Closed Kiyoshika closed 3 years ago
Implemented. See example below comparing cross entropy to user-specified squared error loss.
#include <iostream>
#include <vector>
#include <math.h>
#include "data/DataSet.h"
#include "models/classification/LogisticRegression.h"
using namespace std;
double squared_error(double actual_y, double predicted_y) {
return (actual_y - predicted_y) * (actual_y - predicted_y);
}
int main() {
// generated data from sklearn make_classification
// x, y = make_classification(n_samples = 5000, n_classes = 2, n_informative = 8, n_features = 20)

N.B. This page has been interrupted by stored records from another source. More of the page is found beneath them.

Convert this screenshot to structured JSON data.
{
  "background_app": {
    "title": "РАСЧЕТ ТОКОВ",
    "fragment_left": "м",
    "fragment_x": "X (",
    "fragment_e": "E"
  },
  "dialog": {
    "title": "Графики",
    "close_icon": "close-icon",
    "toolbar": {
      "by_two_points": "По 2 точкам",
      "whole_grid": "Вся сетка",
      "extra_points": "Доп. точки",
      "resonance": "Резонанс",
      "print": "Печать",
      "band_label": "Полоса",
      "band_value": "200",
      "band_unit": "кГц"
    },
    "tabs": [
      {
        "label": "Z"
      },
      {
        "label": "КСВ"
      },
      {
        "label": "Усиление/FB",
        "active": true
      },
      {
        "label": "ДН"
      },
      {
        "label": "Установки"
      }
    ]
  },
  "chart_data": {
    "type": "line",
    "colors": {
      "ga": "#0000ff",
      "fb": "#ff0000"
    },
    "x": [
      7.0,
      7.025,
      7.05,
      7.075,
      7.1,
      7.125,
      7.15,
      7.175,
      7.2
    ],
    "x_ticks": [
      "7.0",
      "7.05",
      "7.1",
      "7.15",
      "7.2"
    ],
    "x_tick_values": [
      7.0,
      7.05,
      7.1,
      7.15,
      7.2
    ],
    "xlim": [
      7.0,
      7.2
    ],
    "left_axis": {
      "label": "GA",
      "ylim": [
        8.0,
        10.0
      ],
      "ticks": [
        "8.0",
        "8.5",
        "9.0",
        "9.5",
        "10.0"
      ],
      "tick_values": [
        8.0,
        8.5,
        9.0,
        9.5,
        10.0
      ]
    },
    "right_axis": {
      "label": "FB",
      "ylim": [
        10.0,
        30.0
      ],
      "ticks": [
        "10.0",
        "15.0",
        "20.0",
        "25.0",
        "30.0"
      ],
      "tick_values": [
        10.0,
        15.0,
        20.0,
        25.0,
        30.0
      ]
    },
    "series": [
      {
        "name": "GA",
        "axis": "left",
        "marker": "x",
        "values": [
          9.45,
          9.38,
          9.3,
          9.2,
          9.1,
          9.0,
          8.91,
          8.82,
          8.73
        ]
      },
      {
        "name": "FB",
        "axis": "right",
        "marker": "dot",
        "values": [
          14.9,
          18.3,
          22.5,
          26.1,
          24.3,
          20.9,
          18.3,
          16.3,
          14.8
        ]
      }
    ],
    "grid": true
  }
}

DataSet xtrain, xtest, ytrain, ytest;
xtrain.load("xtrain.csv");
xtest.load("xtest.csv");
ytrain.load("ytrain.csv");
ytest.load("ytest.csv");
Classifier *se_logistic = new LogisticRegression(true, 1000, 0.001, &squared_error);
Classifier *def_logistic = new LogisticRegression(true);
se_logistic->fit(xtrain.cast_data_double(), ytrain.cast_target_int());
cout << "\n";
def_logistic->fit(xtrain.cast_data_double(), ytrain.cast_target_int());
vector<int> se_preds = se_logistic->predict(xtest.cast_data_double());
vector<int> def_preds = def_logistic->predict(xtest.cast_data_double());
cout << "\n";
cout << "Cross Entropy (Default) F1 Score: " << se_logistic->get_f1_score(ytest.cast_target_int(), se_preds) << "\n";
cout << "Squared Error F1 Score: " << def_logistic->get_f1_score(ytest.cast_target_int(), def_preds) << "\n";
delete se_logistic, def_logistic;
}
OUTPUT FROM ABOVE:
Total loss at iteration #0: 581.497
Total loss at iteration #100: 475.495
Total loss at iteration #0: 2353.73
Total loss at iteration #100: 2188.07
Cross Entropy (Default) F1 Score: 0.795377
Squared Error F1 Score: 0.795409
Reimplement logistic regression class. It's extremely similar to linear regression so this should take no time.
NOTE: Something I'm also planning in linear regression class, allow users to pass function pointers to define custom loss functions. Will probably have to overload the loss function to allow optional function pointer parameter.